The number of derivatives traded on exchanges rose in the first quarter as continuing political and economic risks drove traders into the market, according to data provided by the members of the World Federation of Exchanges.
Trading of exchange-traded derivatives globally increased 1.4 percent to 4.95 billion in the first quarter of 2013 from 4.88 billion in the comparable period last year, Romain Devai, WFE’s research and projects manager, said in an interview at IOMA, the World Federation of Exchanges’ derivatives conference, in Busan, South Korea.
Excluding trading in the benchmark Kospi Index options, which fell after the size of the contracts was multiplied by five, trading rose 13.6 percent to 4.80 billion in the quarter from 4.22 billion in the first quarter of 2012.
“Uncertainty continues, which means there’s a greater need for hedging,” Devai said in an interview. “Also we have begun to see a return in volumes on the underlying cash markets which usually aids derivatives volumes.”

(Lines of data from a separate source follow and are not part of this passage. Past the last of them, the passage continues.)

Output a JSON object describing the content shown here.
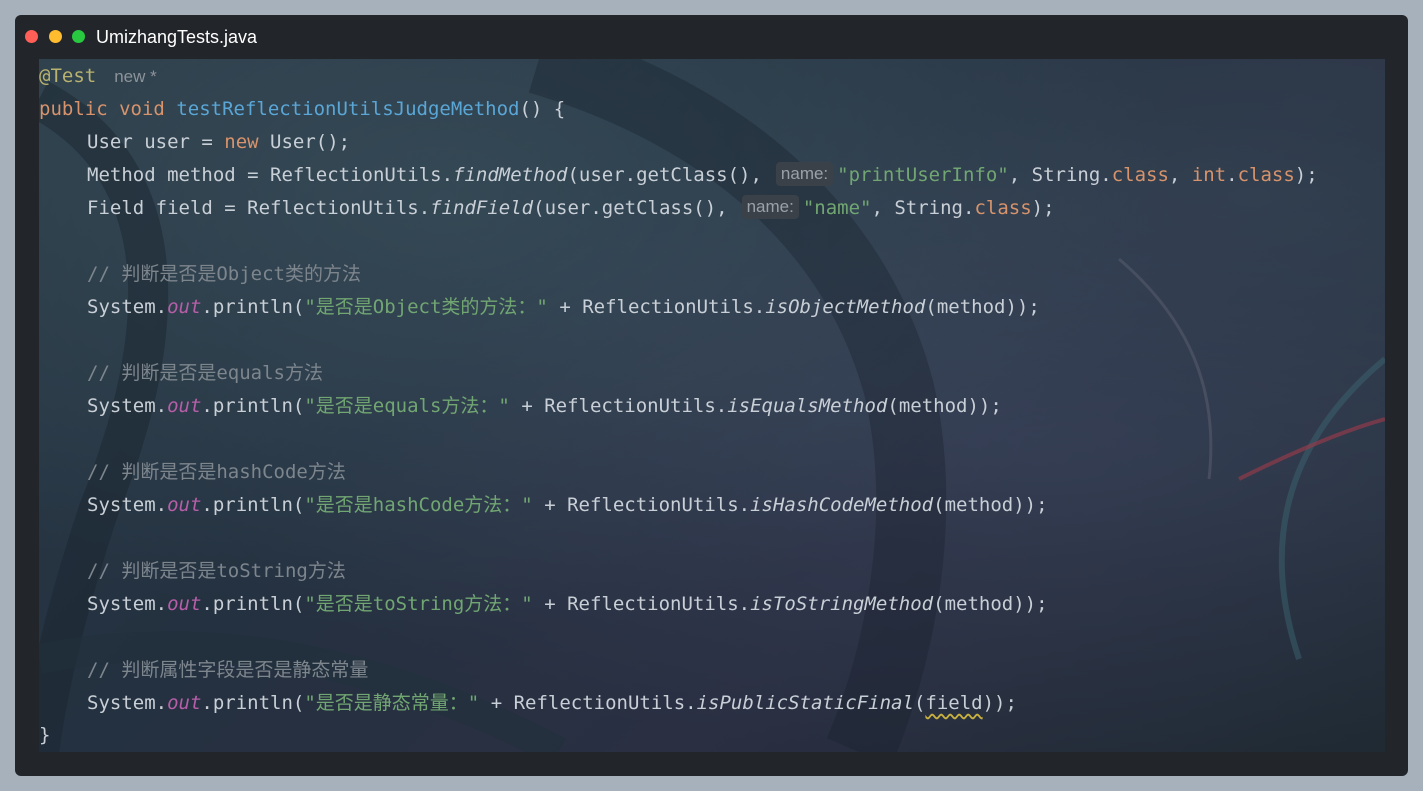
{
  "window": {
    "title": "UmizhangTests.java"
  },
  "editor": {
    "annotation": "@Test",
    "new_hint": "new *",
    "sig": {
      "public": "public",
      "void": "void",
      "method_name": "testReflectionUtilsJudgeMethod",
      "rest": "() {"
    },
    "line_user": {
      "a": "User user = ",
      "new": "new",
      "b": " User();"
    },
    "line_method": {
      "a": "Method method = ReflectionUtils.",
      "fn": "findMethod",
      "b": "(user.getClass(),",
      "hint": "name:",
      "str": "\"printUserInfo\"",
      "c": ", String.",
      "class1": "class",
      "d": ", ",
      "int": "int",
      "e": ".",
      "class2": "class",
      "f": ");"
    },
    "line_field": {
      "a": "Field field = ReflectionUtils.",
      "fn": "findField",
      "b": "(user.getClass(),",
      "hint": "name:",
      "str": "\"name\"",
      "c": ", String.",
      "class1": "class",
      "d": ");"
    },
    "sys": "System.",
    "out": "out",
    "println": ".println(",
    "plus": " + ReflectionUtils.",
    "c1": "// 判断是否是Object类的方法",
    "s1": "\"是否是Object类的方法：\"",
    "m1": "isObjectMethod",
    "a1": "(method));",
    "c2": "// 判断是否是equals方法",
    "s2": "\"是否是equals方法：\"",
    "m2": "isEqualsMethod",
    "a2": "(method));",
    "c3": "// 判断是否是hashCode方法",
    "s3": "\"是否是hashCode方法：\"",
    "m3": "isHashCodeMethod",
    "a3": "(method));",
    "c4": "// 判断是否是toString方法",
    "s4": "\"是否是toString方法：\"",
    "m4": "isToStringMethod",
    "a4": "(method));",
    "c5": "// 判断属性字段是否是静态常量",
    "s5": "\"是否是静态常量：\"",
    "m5": "isPublicStaticFinal",
    "a5_open": "(",
    "a5_arg": "field",
    "a5_close": "));",
    "closing": "}"
  }
}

NYSE Euronext said last week that net revenue from derivatives increased 14 percent to $201 million in the quarter as volume rose. Equity-trading revenue, excluding regulatory fees and liquidity payments, fell 5.6 percent to $287 million, NYSE said. Deutsche Boerse, based in Frankfurt, said that profit fell 26 percent as trading volume declined.
The number of derivatives traded on exchanges worldwide fell last year for the first time since 2004, according to the data. About 21 billion contracts changed hands on exchanges last year, down from 25 billion in 2011. Commodity derivatives were the only asset class that grew, the industry group said.